7.6.10

Os diários da bicicleta (1)

Os pedais levam os olhos à freguesia onde a mãe vive. Ao descer em direcção à casa da família, o antigo habitante de Serzedo, quanto mais pedala para a frente, mais viaja para trás no tempo. E ao descer o paralelo, empedrado para quem quiser, da rua 25 de Abril ele está aqui e está com dez anos e vai com mais dois miúdos na mesma bicicleta e vão cair os três e aquele que agora pedala sozinho recorda o momento em ficou a saber que tinha escroto e que se a manete do travão direito tivesse perfurado um milímetro a mais, ele um dia não iria poder ter filhos.

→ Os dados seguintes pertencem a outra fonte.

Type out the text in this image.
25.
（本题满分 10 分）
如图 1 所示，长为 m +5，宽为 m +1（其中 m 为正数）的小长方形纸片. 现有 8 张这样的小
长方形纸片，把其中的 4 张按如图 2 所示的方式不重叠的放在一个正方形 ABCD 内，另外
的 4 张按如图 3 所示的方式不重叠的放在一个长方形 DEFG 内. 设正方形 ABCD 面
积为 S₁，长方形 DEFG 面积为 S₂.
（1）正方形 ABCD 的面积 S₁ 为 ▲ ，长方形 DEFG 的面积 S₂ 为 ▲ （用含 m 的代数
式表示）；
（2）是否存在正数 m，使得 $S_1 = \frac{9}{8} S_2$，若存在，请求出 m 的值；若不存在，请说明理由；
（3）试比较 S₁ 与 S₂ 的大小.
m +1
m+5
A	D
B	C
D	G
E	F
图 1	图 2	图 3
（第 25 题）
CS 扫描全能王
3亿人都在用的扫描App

Como qualquer bom filho que a casa torna, este que regressa ao final de uma tarde de domingo vai levar um "dvd" para a mãe colocar no leitor do autocarro que há-de partir de Serzedo em direcção a Torremolinos na madrugada desta quarta-feira. Que filmes levou o filho? "As Confissões de Schmidt", com o Jack Nicholson, sobre um viúvo numa autocaravana à procura de um rumo na vida, e a "Vida é Bela", com o Roberto Benigni, sobre a segunda guerra mundial e os campos de concentração, para onde as pessoas eram transportadas em grupo e com os pés nos pedais da bicicleta aquilo tudo começou a parecer uma má escolha para quem vai em excursão. Mas chega de autocarros.

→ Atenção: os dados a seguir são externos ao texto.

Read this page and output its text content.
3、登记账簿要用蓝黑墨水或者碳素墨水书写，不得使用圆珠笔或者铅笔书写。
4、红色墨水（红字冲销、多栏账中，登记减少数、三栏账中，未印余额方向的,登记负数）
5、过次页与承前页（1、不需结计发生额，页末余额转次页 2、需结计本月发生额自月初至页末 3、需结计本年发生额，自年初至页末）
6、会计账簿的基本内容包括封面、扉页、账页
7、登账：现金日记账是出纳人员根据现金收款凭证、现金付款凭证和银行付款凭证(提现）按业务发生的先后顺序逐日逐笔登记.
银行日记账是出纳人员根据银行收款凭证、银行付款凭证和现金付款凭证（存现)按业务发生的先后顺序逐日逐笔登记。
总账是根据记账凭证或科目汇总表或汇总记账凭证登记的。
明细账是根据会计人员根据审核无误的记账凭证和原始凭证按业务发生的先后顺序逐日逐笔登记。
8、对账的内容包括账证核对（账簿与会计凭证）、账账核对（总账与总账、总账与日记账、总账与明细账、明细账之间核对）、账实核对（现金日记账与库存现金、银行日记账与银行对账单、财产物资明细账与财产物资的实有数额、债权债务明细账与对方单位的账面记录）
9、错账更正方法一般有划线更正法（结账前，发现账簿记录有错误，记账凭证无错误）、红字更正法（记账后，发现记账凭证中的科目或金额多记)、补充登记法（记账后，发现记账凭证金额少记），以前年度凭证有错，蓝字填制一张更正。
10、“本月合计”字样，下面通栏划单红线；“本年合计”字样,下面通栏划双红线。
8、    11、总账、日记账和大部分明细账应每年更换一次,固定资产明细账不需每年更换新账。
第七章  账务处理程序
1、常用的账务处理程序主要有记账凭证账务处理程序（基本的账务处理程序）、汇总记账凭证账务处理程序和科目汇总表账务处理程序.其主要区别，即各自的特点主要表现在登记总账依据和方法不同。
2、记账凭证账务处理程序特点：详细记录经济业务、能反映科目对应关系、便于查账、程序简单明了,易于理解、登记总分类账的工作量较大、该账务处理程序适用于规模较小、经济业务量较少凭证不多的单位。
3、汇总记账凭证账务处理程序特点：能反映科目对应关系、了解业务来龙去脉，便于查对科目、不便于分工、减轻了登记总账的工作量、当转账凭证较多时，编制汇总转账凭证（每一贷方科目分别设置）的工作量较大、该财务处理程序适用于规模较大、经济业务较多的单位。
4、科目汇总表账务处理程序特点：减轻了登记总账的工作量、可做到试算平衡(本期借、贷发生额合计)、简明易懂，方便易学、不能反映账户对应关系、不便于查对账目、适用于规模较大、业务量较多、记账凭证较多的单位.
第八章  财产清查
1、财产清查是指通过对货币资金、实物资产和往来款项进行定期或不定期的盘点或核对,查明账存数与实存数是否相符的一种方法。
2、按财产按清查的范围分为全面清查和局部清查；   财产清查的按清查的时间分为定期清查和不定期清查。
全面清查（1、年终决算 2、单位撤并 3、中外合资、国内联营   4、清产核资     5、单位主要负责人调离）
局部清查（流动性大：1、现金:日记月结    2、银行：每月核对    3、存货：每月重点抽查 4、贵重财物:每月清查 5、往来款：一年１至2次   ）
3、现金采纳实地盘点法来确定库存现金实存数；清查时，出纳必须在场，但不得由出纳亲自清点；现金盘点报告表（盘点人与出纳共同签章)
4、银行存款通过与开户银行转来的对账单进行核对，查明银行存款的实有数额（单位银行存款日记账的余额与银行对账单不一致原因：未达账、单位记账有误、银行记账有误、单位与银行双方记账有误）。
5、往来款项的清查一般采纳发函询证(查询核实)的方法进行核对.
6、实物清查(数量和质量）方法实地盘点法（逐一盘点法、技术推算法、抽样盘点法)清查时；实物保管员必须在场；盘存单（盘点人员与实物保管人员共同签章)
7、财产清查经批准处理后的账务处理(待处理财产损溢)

Mudo muito pouco de assunto. Saio do autocarro para me concentrar no camião de um vizinho que é motorista de longo curso. A carroçaria é da cor do vinho tinto. Tem letras amarelas a dizer Eleutério. Fico a pensar se um homem que passa tantos meses fora da porta, não começa a ler adultério ao fim de uns tempos e se aquele patrão não é afinal uma mensagem subliminar. Só o subsídio de desemprego pode salvar aquele casamento. Vamos mudar o meio de transporte. Mas vamos mudar pouco: do camião para a autocaravana. O condutor é o Jack Nicholson, nas "Confissões de Schmidt", e o condutor vai tentar impedir o casamento da filha. Olho pela última vez para o camião do Euleutério e volto a mudar de veículo. Da autocaravana para a bicicleta. Sem filmes.